India ready to talk with Pakistan on Kashmir

Staff Reporter

Islamabad—Indian High Commissioner Gautam Bambawale on Wednesday submitted Indian Foreign Secretary S Jaishankar’s reply to an earlier Pakistan invitation for dialogue, expressing his country’s ‘willingness’ for talks with Pakistan on the Kashmir dispute, sources in the Foreign Office said Wednesday.
However, India also pushed for talks on “certain other issues”, they added.
Foreign Secretary Aizaz Chaudhry had on Monday invited his Indian counterpart to Pakistan for dialogue on the Kashmir dispute in a letter that “highlighted the international obligations of Pakistan and India with regards to resolving the Kashmir dispute in accordance with United Nations Security Council resolutions”.
Foreign Office is now preparing a response to India’s reply keeping in mind Pakistan’s stance on certain issues, as well as the ongoing situation in Kashmir.

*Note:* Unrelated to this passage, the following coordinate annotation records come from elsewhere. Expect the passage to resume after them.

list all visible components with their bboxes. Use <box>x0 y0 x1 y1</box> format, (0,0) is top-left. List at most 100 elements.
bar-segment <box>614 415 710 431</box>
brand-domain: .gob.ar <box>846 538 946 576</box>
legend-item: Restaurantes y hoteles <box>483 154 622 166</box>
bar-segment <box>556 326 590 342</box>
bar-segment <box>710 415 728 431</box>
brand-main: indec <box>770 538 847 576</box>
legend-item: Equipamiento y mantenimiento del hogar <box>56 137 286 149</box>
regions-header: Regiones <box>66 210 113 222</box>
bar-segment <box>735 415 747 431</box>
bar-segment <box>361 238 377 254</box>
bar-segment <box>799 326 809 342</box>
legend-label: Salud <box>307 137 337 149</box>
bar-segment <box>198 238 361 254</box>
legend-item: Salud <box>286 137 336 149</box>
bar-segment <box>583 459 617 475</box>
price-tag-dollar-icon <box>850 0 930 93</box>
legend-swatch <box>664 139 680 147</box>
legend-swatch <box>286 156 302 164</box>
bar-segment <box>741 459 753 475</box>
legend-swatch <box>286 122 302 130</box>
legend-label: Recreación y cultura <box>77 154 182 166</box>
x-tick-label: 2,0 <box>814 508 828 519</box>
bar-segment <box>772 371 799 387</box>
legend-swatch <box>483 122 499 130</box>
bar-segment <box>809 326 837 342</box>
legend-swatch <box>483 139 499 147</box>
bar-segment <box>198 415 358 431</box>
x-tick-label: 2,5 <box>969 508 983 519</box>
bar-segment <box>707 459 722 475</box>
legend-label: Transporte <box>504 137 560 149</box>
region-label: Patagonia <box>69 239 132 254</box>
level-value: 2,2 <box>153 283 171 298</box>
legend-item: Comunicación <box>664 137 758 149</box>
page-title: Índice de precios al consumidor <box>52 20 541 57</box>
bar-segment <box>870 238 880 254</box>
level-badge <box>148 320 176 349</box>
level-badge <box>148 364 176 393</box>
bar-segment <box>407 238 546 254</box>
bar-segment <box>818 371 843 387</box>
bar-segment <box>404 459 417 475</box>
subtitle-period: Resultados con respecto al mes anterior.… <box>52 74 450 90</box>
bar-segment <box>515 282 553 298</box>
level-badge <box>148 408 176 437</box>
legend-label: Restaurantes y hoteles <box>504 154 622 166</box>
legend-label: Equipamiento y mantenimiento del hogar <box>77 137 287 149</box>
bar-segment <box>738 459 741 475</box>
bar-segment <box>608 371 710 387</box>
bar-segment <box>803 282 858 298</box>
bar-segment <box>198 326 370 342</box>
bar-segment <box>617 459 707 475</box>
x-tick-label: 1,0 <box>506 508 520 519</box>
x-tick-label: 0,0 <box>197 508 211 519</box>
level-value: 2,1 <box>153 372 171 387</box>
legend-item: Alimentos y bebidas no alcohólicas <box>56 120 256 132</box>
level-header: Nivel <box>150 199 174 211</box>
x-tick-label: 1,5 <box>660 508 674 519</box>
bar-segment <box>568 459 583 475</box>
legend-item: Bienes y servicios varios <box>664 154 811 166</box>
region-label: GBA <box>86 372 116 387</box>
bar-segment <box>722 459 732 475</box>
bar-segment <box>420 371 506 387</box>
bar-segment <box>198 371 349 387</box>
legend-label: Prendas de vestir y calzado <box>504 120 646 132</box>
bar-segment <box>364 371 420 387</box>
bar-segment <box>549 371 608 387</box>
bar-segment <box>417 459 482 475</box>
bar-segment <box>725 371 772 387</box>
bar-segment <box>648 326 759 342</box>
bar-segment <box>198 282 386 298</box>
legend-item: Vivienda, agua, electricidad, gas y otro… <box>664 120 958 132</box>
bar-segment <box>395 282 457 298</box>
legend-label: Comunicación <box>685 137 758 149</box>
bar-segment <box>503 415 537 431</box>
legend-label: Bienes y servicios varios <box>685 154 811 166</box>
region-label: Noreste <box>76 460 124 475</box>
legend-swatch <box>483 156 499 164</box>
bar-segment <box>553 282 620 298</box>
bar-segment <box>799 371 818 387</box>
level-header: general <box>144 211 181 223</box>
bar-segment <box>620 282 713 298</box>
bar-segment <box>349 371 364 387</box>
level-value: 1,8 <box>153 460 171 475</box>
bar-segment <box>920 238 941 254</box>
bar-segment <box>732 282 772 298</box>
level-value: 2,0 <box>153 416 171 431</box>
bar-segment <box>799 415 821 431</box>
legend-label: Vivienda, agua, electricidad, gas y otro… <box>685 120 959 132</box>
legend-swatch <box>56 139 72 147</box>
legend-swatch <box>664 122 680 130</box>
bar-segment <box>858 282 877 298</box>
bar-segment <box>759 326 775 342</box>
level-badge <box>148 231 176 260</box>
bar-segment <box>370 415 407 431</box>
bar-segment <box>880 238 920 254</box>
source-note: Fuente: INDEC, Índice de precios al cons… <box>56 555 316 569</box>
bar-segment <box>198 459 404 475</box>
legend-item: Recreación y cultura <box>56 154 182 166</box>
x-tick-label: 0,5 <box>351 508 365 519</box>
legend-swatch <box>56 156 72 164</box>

Indian foreign ministry sources on Wednesday told foreign news agency that talks should focus on the situation in Kashmir, adding that India is willing to send Jaishankar to Pakistan for talks focused on fighting cross-border terrorism.
The Indian sources made it clear, however, that India “rejects in their entirety the self-serving allegations regarding the situation in Jammu and Kashmir, which is an integral part of India”.
The move comes as relations between Pakistan and India remain strained because of Kashmir issue.
Indian Defence Minister Manohar Parrikar on Tuesday told a rally in India-held Kashmir that “going to Pakistan is the same as going to hell”.
Parrikar went on to say that Indian troops had “sent back five terrorists yesterday”, referring to the gunmen who were reportedly killed while attempting a cross-border incursion on Monday.
On Aug 14, Prime Minister Nawaz Sharif and Pakistan’s High Commissioner to New Delhi Abdul Basit dedicated Independence Day to the freedom of Kashmiris, while both neighbours traded allegations of ‘unprovoked’ cross-border firing along the working boundary.
Tensions between Pakistan and India have been running high since the killing of Hizbul Mujahideen commander Burhan Wani sparked anti-government protests in India-held Kashmir, with over 60 people dead in clashes between protesters and Indian authorities.
Last week, Adviser to the Prime Minister on Foreign Affairs Sartaj Aziz had announced Pakistan was ready for dialogue with India on Kashmir, in response to which India listed issues that must be addressed before any progress is possible.